New Study Shows South Carolina Gains on Test Scores but Mixed Results on Achievement Gaps

October 4, 2009

CHARLESTON, SC – October 4, 3009 –  A new national research reports shows that student achievement in South Carolina has improved in recent years, but results on achievement gaps remain mixed.

The 50-state study by the independent Center on Education Policy looked at elementary-grade PACT scores from 2002 to 2008 and at High School Assessment Program scores from 2004 to 2008.  CEP found that student scores had improved at all achievement levels, but that achievement gaps for minority and low-income students had narrowed only in high schools.  Gaps remained mixed in middle schools and widened in elementary schools.

The CEP report is the second study this year to show mixed results for South Carolina schools in addressing achievement gaps.  A U.S. Department of Education report in July looked at scores on the federally mandated National Assessment of Educational Progress and found that mathematics and reading test scores had improved for both minority and nonminority students.  Scoring gaps between the two groups had narrowed in math but not in reading.

Both studies said that achievement gaps remain a significant issue for all states.
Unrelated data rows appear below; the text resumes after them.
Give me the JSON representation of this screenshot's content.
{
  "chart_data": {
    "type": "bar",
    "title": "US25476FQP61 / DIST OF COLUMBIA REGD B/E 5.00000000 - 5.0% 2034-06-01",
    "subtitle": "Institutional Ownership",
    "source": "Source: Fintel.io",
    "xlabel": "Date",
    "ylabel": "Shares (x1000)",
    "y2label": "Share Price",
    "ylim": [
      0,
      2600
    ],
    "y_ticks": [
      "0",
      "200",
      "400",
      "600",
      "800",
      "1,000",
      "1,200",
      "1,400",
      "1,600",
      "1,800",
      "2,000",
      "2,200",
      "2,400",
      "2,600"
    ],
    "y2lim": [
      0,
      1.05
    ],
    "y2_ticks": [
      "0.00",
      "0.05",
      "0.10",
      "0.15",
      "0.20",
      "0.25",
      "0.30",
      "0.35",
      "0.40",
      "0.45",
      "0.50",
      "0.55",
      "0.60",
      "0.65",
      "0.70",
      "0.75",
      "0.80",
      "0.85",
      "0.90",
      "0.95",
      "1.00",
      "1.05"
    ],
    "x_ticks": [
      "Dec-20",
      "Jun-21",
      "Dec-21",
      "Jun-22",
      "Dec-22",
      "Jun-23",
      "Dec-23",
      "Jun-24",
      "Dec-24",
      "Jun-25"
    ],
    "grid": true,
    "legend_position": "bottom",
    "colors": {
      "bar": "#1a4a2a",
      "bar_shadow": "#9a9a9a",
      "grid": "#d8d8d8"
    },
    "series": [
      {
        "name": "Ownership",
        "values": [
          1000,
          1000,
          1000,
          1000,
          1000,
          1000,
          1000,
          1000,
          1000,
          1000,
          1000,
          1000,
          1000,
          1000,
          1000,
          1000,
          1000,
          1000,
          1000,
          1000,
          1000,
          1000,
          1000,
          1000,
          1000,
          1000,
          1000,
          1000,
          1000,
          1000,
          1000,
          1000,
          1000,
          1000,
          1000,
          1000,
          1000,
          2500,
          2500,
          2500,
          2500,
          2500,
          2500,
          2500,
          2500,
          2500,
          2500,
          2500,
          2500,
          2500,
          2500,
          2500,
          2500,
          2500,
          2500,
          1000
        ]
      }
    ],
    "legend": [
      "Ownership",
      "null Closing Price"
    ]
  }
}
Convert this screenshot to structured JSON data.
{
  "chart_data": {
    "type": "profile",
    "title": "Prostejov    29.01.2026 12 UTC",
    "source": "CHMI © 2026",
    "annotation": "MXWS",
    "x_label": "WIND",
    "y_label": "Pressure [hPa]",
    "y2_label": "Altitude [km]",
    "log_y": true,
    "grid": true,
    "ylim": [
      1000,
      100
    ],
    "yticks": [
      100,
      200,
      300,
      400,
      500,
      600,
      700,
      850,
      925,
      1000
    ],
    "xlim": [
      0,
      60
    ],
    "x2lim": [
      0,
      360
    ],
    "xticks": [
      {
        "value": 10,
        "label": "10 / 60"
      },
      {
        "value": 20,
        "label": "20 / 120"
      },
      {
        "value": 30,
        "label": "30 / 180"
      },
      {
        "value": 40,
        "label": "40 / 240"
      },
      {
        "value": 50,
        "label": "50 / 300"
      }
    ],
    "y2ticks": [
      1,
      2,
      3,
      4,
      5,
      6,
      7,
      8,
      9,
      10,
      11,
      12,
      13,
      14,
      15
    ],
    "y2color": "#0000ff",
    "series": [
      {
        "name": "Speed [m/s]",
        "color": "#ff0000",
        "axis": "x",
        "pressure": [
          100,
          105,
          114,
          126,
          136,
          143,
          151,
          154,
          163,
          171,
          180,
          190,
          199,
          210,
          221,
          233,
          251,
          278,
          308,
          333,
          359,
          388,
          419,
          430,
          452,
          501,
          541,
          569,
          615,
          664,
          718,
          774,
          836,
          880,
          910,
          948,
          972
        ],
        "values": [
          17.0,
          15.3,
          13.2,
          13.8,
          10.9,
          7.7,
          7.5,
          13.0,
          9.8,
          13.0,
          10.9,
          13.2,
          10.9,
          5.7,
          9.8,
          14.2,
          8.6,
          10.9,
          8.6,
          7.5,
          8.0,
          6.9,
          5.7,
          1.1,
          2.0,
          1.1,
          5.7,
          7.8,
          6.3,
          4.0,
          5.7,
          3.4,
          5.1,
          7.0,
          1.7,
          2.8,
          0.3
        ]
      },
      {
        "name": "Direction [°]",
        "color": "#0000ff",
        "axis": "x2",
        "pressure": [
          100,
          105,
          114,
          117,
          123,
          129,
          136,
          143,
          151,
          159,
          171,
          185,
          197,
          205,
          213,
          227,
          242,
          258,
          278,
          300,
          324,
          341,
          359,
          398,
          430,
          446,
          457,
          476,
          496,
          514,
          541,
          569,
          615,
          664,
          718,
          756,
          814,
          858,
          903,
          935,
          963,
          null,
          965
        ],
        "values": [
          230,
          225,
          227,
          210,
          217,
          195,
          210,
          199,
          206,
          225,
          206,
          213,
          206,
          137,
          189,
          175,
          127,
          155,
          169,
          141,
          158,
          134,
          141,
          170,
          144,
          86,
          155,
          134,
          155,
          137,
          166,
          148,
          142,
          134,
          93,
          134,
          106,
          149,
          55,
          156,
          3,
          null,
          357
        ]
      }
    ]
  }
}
“The good news for South Carolina is that both reports show higher student achievement,” said State Superintendent of Education Jim Rex.  “But when scores for both groups are improving, scores for minority students have to improve at an even faster rate in order to narrow these gaps.” 

Rex said the South Carolina Department of Education’s Palmetto Priority Schools program, an intensive effort to assist more than 40 low-achieving schools that serve high-poverty communities (average poverty levels of about 95 percent), holds promise as a way to focus resources on narrowing achievement gaps.